Вопреки нашим опасениям ничто в поведении выходивших из леса воинов не выдавало враждебных намерений. Обеими военными колесницами управляли лишь возничие. Владельцы же их предпочли ехать верхом – куда более удобный способ передвижения по ухабам. Пехотинцы несли копья на плечах, а всадники сидели верхом без шлемов, нагрудников и кольчуг. Впрочем, чтобы припугнуть нас, отряду вовсе не обязательно было бряцать оружием. В Аттегии лишь мой брат Сеговез и я обучались военному искусству. Даго и Рускос вступились бы за нас, но престарелый ремесленник и полнотелый прислужник быстро бы пали. Что же касается Акумиса, он, хоть и слыл неплохим пращником, отнюдь не блистал отвагой и бежал бы от сражения. Чтобы избежать возможной схватки, мать заставила нас выйти безоружными. Мы с братом попытались ей возразить, но нам, мальчишкам, растущим без отца, надлежало подчиняться её воле. К тому же мать принадлежала к числу женщин, которые не терпели возражений.
От этого вооружённого отряда, подходившего к нашей изгороди, будто повеяло призрачным холодком. Уже не в первый раз стояли мы вот так, на пороге – мать, брат и я, – в ожидании воинов. Правда, случилось то давнее событие в другом месте и в другую пору, и, если мать до сих пор вспоминала о нём с болью, для нас с братом оно уже затянулось густым туманом.
Сумариос выдвинулся из строя. Он спрыгнул с коня и большими шагами направился к нам, чтобы первым предстать перед матерью. Вслед за ним последовал Куцио, его поверенный.
– Не тревожься, – быстро прошептал ей Сумариос. – Они не причинят тебе зла.
– Им здесь не рады, – громко ответила мать. – Пусть уходят.
– Ты не можешь их прогнать, – возразил Сумариос. – Они просят крова.
– Мне нечем кормить столько воинов. А моему врагу и подавно здесь не место.
– Ты не можешь их прогнать, – твердил Сумариос. – Их прислал Верховный король.
Лицо матери исказила жёсткая ухмылка, окрашенная горечью и злобой. Смотреть на неё было горько: гневная гримаса вмиг состарила женщину, над которой годы, казалось, были не властны. Во взгляде Сумариоса я уловил грусть и, быть может, толику стыда, ибо его приверженность королю подрывала доверие матери, которым она с недавних пор к нему прониклась.

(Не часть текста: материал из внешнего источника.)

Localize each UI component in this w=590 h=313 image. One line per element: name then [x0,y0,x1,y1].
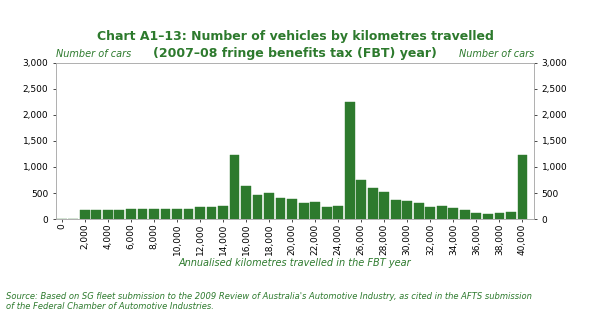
Bar [172,209,182,219]
Bar [379,192,389,219]
Bar [218,206,228,219]
Bar [241,187,251,219]
Bar [483,214,493,219]
Bar [414,203,424,219]
Bar [195,207,205,219]
Bar [425,207,435,219]
Bar [206,207,217,219]
Text: Number of cars: Number of cars [458,49,534,59]
Bar [264,193,274,219]
Bar [183,209,194,219]
Bar [391,200,401,219]
X-axis label: Annualised kilometres travelled in the FBT year: Annualised kilometres travelled in the F… [179,258,411,268]
Bar [160,209,171,219]
Bar [448,208,458,219]
Bar [80,210,90,219]
Bar [460,210,470,219]
Bar [253,195,263,219]
Bar [506,212,516,219]
Bar [310,202,320,219]
Bar [402,201,412,219]
Bar [494,213,504,219]
Text: Source: Based on SG fleet submission to the 2009 Review of Australia's Automotiv: Source: Based on SG fleet submission to … [6,292,532,311]
Title: Chart A1–13: Number of vehicles by kilometres travelled
(2007–08 fringe benefits: Chart A1–13: Number of vehicles by kilom… [97,30,493,60]
Bar [437,206,447,219]
Bar [126,209,136,219]
Bar [322,207,332,219]
Bar [114,210,124,219]
Bar [91,210,101,219]
Bar [68,218,78,219]
Bar [356,180,366,219]
Bar [299,203,309,219]
Bar [287,199,297,219]
Bar [517,155,527,219]
Bar [345,102,355,219]
Bar [333,206,343,219]
Bar [149,209,159,219]
Bar [276,198,286,219]
Bar [230,156,240,219]
Bar [368,188,378,219]
Bar [137,209,148,219]
Bar [471,213,481,219]
Bar [103,210,113,219]
Text: Number of cars: Number of cars [56,49,132,59]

Столпившиеся во дворе ратники расступились, пропуская вперёд ещё одного богатыря. Его украшения, оружие и даже ножны, обвитые длинными орнаментами в виде драконов, служили наглядным доказательством могущества. В его неброских дорожных одеяниях, напротив, не было и намёка на вычурность, ровно как и в шевелюре и усах, остриженных довольно коротко. Он и без всяких причуд выделялся из толпы, и виной тому – его внешность. Его левое веко, одутловатое от шрама, застыло несмыкающейся щелью на пустой глазнице. Вид этого давнего увечья повергал окружающих в тягостное смущение, ибо то, чем он за него поплатился, было бесценно – гораздо значимее, нежели потеря зоркости или пригожего вида.
– Здравствуй, Данисса, – сказал он, уставившись на мать своим единственным глазом.
– Убирайся отсюда! Я не звала ни тебя, ни твоих воинов. Вы здесь непрошеные гости. Довольно уж того, что ты посмел показаться мне на глаза!
Калека-воин невозмутимо кивнул:
– Я понимаю тебя, Данисса. Я тоже пришёл к тебе без особой радости. Я предпочёл бы, чтобы Сумариос занялся этим поручением сам, да поделать тут нечего: Амбигат настоял, чтобы я с тобой поговорил.
– Вот ты со мной и поговорил. Скатертью дорога!
Одноглазый воин стерпел дерзость с бесстрастным видом, тогда как недовольство ратников за его спиной уже становилось ощутимым: мать зашла слишком далеко, и это оскорбление, словно искра, разожгло возмущение в толпе. Кроме небольшой горстки воинов Сумариоса, отряд состоял из чужеземцев, служивших под началом одноглазого, и только его спокойствие удерживало их от буйства.